Yesterday, Gwyneth Paltrow took some time away from running her hands up and down the cold granite top of her kitchen island, to post this photo to the Instagram of her lifestyle company, GOOP.
OK, so a frightened intern probably posted it, and the photo itself was regramed from a rustic photographer/dedicated Gooper named Natalie Linch Chitwood, but the photo is Gwyn, through and through.
"We want to see how you #goopgetaway," the photo says.
The tent seems adrift; a wave of blood orange about to crash over it.
"So far away," Gwyneth probably said, smiling at the photo. "I love it."
This is EXACTLY where Gwyneth would take herself...or her children in the event of..something. This exact teepee, in these exact woods, with that exact blanched autumn sky.
What would cause Gwynnie to want to flee though? What kind of catastrophe would drive GP to a #goopgetaway, here in this place of desolation.
Here are 5 (imagined) emergencies that would call for a #goopgetaway to this same tent.
5. Exiling herself after upsetting water. In one GOOP post, Gwyneth referenced the experiments of Dr. Masuru Emoto, who claims that water literally has feelings. "In his experiments, Emoto poured pure water into vials labeled with
negative phrases like 'I hate you' or 'fear'. After 24 hours, the water
was frozen, and no longer crystallised under the microscope: It yielded
grey, misshapen clumps instead of beautiful lace-like crystals. In
contrast, Emoto placed labels that said things like 'I Love You', or
'Peace' on vials of polluted water, and after 24 hours, they produced
gleaming, perfectly hexagonal crystals."
Naturally, if Gwyneth discovered she had upset the water she'd imported to her home(s), she could use this teepee as a place of exile, punishment
"There is such thing as a wrong way to treat water," Gwyneth would write on a potential pre-exile GOOP post. "Now I must sit with myself as a means of amends."

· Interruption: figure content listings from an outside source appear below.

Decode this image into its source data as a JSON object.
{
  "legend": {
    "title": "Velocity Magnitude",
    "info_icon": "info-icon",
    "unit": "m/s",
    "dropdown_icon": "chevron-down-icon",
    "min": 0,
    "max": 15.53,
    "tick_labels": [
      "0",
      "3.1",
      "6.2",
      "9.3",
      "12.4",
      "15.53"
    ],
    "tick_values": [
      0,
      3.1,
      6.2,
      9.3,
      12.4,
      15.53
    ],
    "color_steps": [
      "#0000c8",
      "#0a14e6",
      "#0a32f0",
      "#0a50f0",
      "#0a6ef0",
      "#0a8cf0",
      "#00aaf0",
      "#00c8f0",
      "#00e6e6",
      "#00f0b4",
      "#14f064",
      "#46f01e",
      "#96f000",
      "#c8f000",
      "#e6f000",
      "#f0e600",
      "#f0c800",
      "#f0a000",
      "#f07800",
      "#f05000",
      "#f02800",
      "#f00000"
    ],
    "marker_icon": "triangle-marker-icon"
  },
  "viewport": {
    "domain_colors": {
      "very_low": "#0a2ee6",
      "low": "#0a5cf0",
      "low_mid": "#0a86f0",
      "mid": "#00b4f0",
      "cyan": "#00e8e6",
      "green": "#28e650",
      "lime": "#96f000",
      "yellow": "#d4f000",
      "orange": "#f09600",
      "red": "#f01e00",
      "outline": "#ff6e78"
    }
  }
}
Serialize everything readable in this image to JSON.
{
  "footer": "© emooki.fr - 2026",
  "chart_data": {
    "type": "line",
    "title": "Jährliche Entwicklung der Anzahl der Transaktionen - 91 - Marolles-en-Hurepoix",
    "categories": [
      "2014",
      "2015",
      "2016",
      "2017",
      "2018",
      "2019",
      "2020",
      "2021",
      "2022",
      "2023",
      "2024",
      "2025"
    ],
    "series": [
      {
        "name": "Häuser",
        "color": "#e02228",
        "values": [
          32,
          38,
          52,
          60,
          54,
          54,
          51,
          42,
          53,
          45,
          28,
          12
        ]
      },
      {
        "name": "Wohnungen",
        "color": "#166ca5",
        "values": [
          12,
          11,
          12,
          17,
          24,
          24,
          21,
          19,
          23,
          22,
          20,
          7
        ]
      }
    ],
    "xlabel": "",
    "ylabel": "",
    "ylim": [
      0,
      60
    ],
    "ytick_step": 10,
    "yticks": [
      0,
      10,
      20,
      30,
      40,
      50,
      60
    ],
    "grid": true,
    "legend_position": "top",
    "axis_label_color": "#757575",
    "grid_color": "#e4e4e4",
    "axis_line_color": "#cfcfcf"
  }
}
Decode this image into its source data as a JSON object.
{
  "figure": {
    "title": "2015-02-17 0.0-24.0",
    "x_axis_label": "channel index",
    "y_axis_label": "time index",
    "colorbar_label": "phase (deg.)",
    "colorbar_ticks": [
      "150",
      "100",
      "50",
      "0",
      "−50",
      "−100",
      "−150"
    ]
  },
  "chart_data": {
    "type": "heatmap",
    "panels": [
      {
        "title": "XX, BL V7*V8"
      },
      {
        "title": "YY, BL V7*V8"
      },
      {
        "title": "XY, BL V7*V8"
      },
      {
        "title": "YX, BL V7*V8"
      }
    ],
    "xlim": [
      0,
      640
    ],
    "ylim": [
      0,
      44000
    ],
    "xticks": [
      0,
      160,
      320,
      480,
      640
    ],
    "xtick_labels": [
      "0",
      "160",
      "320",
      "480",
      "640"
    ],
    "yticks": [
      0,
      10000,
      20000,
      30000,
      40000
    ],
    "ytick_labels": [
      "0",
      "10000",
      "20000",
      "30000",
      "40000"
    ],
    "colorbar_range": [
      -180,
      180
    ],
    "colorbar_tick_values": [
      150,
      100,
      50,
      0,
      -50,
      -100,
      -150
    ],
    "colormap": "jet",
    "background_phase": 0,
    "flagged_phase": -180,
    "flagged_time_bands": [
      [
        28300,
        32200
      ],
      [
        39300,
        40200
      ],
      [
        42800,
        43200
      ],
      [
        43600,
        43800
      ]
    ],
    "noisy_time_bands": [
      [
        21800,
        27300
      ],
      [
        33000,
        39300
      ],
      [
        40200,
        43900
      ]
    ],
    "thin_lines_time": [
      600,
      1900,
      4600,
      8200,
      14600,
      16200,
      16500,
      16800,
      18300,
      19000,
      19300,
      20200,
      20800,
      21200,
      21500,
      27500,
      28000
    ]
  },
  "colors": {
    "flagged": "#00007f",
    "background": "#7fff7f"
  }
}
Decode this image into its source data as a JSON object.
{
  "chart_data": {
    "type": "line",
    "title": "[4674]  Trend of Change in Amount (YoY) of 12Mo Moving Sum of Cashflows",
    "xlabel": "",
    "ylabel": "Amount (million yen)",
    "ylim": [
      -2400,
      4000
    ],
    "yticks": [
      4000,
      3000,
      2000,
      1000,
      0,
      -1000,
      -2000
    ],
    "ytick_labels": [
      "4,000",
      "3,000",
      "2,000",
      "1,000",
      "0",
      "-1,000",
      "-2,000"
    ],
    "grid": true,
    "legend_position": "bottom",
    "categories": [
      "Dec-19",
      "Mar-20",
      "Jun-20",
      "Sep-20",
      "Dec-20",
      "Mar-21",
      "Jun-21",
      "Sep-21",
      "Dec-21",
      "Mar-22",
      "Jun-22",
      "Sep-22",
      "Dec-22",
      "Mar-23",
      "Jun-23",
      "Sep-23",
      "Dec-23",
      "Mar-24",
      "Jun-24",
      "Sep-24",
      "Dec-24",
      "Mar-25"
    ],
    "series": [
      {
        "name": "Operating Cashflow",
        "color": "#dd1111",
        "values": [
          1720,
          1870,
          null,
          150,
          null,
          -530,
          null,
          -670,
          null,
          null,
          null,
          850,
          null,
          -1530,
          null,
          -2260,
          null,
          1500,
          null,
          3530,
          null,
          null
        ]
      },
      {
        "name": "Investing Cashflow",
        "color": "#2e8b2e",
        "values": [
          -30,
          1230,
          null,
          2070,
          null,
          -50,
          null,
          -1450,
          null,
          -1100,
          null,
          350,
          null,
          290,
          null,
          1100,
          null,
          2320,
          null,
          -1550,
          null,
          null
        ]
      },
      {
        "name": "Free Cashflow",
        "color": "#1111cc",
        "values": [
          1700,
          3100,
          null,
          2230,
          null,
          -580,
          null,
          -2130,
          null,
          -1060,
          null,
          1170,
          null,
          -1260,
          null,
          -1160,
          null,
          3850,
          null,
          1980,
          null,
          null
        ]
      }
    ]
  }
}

4. Vaginal steaming retreat. Earlier this year, GOOP urged its female followers to get their vaginas steamed. Gwyneth took to the site to praise the earthy-sounding treatment, stating that "It is an energetic release -- not just a steam douche -- that balances female hormone levels."
Many places, including Women's Health, discredited this as 1%-er nonsense, but also detrimental to a woman's physical well-being. That's not going to stop Gwyneth! Even if it means retreating to the wilderness to a small, insulated teepee she's going to fucking do this. Gynos, be damned!
3. Family fun foraging for food. Gwyneth has stated that her one wish is for her children to be in the sun every day, swimming, and "picking vegetables," like avocados. One fun #goopgetaway would be to send her kids on an "Outward Bound" type retreat. Basically, they're woken in the middle of the night, driven to this undisclosed teepee location, where they must work together to forage for food and water. The goal? Survive in a very artisanal way.
"When you don't know what to do, just dig," Gwyneth tells them in a typed guide the children find taped to the side of the teepee.
2. Transcending human consciousness. At a tech conference in 2014, Gwyneth spoke about the Internet, glibly relating the criticism she reads about herself to being in war. "It's almost
like how, in war, you go through this bloody, dehumanizing thing," she said. She then added, "My
hope is, as we get out of it, we'll reach the next level of consciousness."
Gwyn can start with this teepee. Meditating, steaming, writing, chanting inside until she reaches this new plane of self.
"The point is to feel as empty as a freshly made mason jar, still warm from the open flame," Gwyneth scrawls in her journal at dawn.
1. Gwyneth's mother, Blythe Danner, wearing a huge, floppy sun hat and faintly singing "One a penny, two a penny..." to herself while holding a brown grocery bag filled to the brim with potatoes. Reasonable!